The regulations associated with the policy indicate that all students involved in extracurricular activities at Lander schools will be tested before their activity’s season begins.
Then, during the activity’s season, 25 percent of participants will be randomly tested, with the timing and frequency of the tests determined by the drug program administrator, the regulations state.
Outside of the activity’s season, the regulations say 10 percent of students involved will undergo random testing every month.
Board chair Jared Kail said he proposed the new policy because “I see some very dangerous trends around our district” related to substance abuse, including a “significant increase” in drug violations among students, as well as a change in the kinds of drug “delivery mechanisms” students use – like vape pens, edibles, and pills – that are “nearly undetectable” to school officials.
The drug testing policy “is part of my solution” to the latter problem, Kail said, because it “doesn’t depend on actively observing someone doing drugs.”
The new policy also gives students a reason to turn down any drugs that might be offered to them, he added, and “it gives parents tools and information” that they “wouldn’t normally get.”
“It helps (develop) a culture of drug-free activity in our district, and we really need to push that,” Kail said. “This is not a waste of money – it aligns directly with our mission, vision, and values, and it directly helps kids succeed in the district.”
He noted that the drug testing policy is only “a piece of a puzzle, not the end goal.”
“(At our) next meeting we’re going to be discussing other ways that we can prevent drug use – not just the testing,” Kail said. “We cannot sit by idly without doing something.”
After Kail made his comments, Trustee Taylor Jacobs asked how many other districts in the state have similar policies.
Superintendent Mike Harris said approximately nine of the state’s 48 districts currently have drug testing policies in place.
Trustee Kathy Hitt asked how many of those districts administer drugs tests to middle school students.
Harris wasn’t sure about every district, but he knew of two that test middle schoolers and two that don’t.
Drug tests for middle schoolers should be administered using saliva as opposed to urine, Hitt said.
She also suggested that the new policy should be implemented in the 2024-2025 school year so staff has time to develop the program before administering it.
Trustee Aileen Brew agreed with Hitt about the timing.
“We need time to make sure (we) have the best possible program put together that addresses all the things that we’ve talked about,” Brew said. “Do we have community buy in?
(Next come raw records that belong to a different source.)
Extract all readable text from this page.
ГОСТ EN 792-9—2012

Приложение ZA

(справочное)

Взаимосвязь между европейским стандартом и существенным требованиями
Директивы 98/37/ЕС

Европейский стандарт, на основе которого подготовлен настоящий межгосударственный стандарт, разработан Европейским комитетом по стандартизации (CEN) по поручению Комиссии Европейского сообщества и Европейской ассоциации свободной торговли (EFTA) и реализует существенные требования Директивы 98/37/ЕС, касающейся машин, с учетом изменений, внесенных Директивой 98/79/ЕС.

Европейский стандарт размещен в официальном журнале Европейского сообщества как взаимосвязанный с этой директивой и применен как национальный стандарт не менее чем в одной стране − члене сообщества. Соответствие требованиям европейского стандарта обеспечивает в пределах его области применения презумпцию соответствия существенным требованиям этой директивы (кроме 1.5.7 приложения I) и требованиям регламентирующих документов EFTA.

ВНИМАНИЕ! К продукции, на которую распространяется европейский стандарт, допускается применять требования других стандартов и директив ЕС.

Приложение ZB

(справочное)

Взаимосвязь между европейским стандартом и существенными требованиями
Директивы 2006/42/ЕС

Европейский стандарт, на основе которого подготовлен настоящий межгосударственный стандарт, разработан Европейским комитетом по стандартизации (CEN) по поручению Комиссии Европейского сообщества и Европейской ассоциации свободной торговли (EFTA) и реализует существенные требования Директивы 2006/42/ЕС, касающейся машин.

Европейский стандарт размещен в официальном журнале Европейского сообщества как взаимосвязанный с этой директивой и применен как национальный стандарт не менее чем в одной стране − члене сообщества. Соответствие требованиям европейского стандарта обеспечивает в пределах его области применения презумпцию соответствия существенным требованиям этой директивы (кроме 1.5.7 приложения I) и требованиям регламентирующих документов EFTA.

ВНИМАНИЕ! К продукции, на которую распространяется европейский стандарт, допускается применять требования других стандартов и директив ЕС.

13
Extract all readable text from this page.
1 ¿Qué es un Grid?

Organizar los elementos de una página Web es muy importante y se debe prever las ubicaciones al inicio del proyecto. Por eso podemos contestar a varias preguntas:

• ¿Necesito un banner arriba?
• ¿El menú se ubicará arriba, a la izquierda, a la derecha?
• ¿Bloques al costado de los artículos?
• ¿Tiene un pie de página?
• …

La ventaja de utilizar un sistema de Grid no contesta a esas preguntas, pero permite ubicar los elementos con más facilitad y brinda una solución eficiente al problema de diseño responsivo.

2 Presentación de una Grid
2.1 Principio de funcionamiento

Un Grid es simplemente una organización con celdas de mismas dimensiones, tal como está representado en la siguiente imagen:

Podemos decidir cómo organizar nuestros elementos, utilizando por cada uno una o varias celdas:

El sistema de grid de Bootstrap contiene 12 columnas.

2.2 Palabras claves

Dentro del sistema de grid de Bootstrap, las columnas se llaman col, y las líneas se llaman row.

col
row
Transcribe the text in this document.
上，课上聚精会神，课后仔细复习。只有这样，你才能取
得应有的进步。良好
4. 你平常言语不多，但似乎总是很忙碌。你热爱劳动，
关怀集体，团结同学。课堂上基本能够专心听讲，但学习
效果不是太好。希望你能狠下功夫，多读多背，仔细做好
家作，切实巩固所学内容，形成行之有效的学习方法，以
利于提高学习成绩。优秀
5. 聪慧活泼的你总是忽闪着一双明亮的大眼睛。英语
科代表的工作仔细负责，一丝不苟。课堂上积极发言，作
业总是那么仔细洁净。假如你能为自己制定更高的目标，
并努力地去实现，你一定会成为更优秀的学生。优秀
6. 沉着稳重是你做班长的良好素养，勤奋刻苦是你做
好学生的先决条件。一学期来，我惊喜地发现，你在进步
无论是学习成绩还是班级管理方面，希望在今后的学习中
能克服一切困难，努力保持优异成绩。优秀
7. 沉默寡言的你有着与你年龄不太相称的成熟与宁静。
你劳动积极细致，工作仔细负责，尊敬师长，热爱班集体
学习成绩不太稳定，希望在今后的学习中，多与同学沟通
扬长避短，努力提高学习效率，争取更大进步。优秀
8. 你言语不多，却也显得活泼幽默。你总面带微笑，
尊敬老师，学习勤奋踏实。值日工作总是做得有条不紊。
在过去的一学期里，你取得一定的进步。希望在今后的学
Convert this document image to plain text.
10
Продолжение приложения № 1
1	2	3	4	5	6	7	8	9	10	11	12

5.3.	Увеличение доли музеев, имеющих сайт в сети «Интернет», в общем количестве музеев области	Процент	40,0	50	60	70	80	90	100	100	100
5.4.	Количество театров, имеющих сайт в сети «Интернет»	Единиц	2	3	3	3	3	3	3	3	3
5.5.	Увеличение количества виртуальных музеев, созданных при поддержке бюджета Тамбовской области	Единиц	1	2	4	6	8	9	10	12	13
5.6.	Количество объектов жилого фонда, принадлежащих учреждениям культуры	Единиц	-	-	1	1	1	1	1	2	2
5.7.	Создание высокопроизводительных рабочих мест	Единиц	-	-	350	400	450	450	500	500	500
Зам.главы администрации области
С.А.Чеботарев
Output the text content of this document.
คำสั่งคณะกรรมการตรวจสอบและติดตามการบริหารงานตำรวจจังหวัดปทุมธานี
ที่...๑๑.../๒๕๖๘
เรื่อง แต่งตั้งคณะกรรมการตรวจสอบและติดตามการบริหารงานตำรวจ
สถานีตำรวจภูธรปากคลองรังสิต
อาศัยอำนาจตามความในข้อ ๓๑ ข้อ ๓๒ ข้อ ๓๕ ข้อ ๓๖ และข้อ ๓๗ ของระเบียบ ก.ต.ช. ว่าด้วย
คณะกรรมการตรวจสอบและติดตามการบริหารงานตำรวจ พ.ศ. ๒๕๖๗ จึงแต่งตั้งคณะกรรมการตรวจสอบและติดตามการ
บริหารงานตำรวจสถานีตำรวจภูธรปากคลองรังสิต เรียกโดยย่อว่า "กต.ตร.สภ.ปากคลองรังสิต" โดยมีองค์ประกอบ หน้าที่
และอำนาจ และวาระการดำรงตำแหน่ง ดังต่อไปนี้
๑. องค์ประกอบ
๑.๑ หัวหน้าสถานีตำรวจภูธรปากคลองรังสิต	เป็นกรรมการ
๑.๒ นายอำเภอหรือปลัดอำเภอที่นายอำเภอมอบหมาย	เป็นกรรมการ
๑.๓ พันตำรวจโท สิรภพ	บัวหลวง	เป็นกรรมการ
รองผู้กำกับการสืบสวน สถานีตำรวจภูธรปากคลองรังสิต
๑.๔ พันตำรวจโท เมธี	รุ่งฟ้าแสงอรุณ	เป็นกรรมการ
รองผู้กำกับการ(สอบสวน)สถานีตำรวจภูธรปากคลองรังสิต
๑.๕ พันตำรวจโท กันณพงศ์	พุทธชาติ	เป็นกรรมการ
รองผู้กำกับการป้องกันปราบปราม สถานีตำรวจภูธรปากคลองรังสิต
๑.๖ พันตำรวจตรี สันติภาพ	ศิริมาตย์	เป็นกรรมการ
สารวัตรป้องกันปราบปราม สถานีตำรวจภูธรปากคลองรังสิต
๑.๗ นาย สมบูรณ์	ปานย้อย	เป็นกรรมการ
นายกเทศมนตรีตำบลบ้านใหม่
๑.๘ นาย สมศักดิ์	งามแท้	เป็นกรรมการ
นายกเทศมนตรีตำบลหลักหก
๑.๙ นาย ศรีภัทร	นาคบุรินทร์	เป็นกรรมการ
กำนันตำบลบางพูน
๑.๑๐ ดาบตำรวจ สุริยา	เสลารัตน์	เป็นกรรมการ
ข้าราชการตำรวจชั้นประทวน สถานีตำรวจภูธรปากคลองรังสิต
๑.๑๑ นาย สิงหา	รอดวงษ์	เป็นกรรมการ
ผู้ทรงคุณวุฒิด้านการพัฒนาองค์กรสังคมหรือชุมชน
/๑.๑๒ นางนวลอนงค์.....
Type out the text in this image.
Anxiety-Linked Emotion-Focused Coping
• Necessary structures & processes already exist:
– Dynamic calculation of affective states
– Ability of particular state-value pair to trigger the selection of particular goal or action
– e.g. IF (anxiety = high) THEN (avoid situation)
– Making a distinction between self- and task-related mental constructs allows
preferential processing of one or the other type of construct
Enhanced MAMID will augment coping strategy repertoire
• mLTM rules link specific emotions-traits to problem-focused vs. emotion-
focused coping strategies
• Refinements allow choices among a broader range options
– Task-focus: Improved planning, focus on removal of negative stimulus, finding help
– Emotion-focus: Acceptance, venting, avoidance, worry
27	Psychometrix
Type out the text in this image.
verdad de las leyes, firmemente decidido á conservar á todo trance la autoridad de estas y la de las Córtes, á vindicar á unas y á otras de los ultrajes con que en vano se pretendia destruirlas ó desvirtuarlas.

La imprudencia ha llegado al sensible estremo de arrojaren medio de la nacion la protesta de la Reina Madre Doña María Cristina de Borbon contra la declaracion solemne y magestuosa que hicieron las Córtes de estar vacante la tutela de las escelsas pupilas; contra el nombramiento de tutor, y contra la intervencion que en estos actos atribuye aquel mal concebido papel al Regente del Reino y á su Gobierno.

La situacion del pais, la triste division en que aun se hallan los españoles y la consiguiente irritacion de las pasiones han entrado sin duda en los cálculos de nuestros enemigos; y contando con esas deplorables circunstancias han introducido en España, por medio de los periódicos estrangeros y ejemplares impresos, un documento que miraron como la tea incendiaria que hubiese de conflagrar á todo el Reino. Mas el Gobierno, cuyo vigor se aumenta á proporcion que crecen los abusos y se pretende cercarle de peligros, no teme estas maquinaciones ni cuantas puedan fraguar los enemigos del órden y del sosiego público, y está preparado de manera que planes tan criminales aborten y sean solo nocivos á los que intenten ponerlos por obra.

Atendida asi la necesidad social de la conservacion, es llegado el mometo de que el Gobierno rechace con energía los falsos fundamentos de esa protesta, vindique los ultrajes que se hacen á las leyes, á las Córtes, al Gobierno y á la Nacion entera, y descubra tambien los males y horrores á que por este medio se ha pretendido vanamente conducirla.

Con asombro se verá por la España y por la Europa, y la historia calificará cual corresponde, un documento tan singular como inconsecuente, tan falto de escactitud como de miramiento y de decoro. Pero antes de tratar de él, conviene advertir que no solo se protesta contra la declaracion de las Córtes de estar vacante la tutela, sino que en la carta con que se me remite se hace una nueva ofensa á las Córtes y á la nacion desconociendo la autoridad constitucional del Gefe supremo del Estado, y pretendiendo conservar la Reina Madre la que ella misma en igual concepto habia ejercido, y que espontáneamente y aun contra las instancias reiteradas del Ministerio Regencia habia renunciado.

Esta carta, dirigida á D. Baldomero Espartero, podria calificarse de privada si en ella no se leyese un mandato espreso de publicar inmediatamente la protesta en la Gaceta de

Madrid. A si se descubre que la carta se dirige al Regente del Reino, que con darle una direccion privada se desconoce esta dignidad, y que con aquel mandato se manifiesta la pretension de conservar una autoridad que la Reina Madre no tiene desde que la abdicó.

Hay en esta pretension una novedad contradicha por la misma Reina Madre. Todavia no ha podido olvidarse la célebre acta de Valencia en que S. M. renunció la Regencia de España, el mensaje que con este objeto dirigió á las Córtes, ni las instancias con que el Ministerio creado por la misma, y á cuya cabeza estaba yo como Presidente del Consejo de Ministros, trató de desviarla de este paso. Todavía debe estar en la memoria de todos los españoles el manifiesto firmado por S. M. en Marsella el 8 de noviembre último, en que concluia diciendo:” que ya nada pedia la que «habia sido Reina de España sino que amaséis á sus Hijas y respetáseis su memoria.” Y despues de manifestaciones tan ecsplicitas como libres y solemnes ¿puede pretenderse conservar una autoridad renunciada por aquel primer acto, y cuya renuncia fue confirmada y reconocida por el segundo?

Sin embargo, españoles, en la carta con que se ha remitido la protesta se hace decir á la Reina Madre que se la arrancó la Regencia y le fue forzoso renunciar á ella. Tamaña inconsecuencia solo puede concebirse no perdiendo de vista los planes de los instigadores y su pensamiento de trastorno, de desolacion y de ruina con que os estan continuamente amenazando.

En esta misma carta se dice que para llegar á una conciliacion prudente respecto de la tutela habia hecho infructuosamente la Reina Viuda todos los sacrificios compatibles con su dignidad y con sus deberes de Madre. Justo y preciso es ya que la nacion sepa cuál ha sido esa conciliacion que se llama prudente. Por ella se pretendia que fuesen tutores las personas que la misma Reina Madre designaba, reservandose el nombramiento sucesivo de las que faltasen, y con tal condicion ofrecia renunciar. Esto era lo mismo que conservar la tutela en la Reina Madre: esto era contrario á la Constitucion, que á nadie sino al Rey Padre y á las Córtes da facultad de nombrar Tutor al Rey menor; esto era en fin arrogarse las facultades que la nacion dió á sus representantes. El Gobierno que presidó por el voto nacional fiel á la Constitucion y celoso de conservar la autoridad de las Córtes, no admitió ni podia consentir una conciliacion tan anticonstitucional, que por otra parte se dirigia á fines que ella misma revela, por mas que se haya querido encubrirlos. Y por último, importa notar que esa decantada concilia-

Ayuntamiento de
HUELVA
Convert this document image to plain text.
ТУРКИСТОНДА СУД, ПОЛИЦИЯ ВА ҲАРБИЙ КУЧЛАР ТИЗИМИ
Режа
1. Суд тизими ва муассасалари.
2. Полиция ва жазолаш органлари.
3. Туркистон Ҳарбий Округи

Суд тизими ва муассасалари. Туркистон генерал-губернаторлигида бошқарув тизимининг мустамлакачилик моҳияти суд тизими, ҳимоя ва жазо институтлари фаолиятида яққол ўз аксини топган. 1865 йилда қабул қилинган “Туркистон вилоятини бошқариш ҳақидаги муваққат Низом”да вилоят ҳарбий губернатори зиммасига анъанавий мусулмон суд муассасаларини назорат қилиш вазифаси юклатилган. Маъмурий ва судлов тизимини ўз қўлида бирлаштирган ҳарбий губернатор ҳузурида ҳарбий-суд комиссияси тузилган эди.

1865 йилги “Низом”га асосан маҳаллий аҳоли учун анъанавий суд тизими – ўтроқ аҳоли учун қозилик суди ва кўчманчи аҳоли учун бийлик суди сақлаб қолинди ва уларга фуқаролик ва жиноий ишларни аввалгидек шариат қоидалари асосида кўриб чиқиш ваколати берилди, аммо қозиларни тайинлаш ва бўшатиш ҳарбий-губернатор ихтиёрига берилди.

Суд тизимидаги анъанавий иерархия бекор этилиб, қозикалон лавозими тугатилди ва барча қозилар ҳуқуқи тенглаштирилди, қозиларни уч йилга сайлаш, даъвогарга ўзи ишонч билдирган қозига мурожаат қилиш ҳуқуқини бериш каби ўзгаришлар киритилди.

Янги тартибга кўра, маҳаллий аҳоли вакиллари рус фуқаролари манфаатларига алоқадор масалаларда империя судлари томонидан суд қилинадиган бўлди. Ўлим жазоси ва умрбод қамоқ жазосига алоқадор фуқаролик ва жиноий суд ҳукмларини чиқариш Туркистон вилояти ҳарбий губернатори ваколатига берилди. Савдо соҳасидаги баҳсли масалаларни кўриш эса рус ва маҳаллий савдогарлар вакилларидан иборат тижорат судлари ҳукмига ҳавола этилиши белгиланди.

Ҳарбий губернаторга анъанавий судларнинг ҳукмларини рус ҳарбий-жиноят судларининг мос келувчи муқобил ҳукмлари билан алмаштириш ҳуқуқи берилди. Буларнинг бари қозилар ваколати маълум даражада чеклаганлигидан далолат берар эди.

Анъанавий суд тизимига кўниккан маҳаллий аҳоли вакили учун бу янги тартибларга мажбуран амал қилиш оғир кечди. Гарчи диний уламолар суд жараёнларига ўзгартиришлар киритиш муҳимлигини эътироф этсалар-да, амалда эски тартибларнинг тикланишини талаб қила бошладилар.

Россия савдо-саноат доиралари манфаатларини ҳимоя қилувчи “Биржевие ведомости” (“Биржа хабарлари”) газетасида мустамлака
Will our administrators have time to educate (the) students? Can we create good community coalitions that can address these issues as well?”
Kail said decisions about timing would be left to school administrators, though his preference would be to aim for implementing the new policy during the spring semester of the 2023-2024 school year.
“Time is of the essence, in my opinion,” he said.
Anne Baker, who serves as the student liaison to the board, asked how much money the drug testing program would cost.
Kail offered her the “back-of-the-envelope” estimate of $65,000 for testing alone, and Hitt noted that “no money would be taken from teacher salaries to pay for this.”
After hearing public comments from four individuals, all of whom criticized the drug testing proposal, the board approved two amendments to the new policy.
The first amendment deleted the penalty section of the policy regulation and inserted a reference to the district code of conduct in the student handbook instead.
The board also directed staff to “enhance” the district code of conduct to emphasize drug prevention and counseling, including provisions for delays due to a lack of provider availability.
The second amendment provides an opportunity for parents or guardians to place their students in the random drug testing pool even if they aren’t involved in extracurricular activities.
Kail said the change will allow “all kids” to have access to the “tools of deterrence” the pool offers.
“We don’t want to deny that to a kid just because they (aren’t) in an extracurricular activity,” he said.
Hitt said she would like to see all of the amendments incorporated into an updated policy document before voting, but Kail and others didn’t think the modifications were “drastic” enough to require tabling the decision until a future meeting.
The final vote on the drug testing policy was 4-2, with Hitt and Brew voting “no.”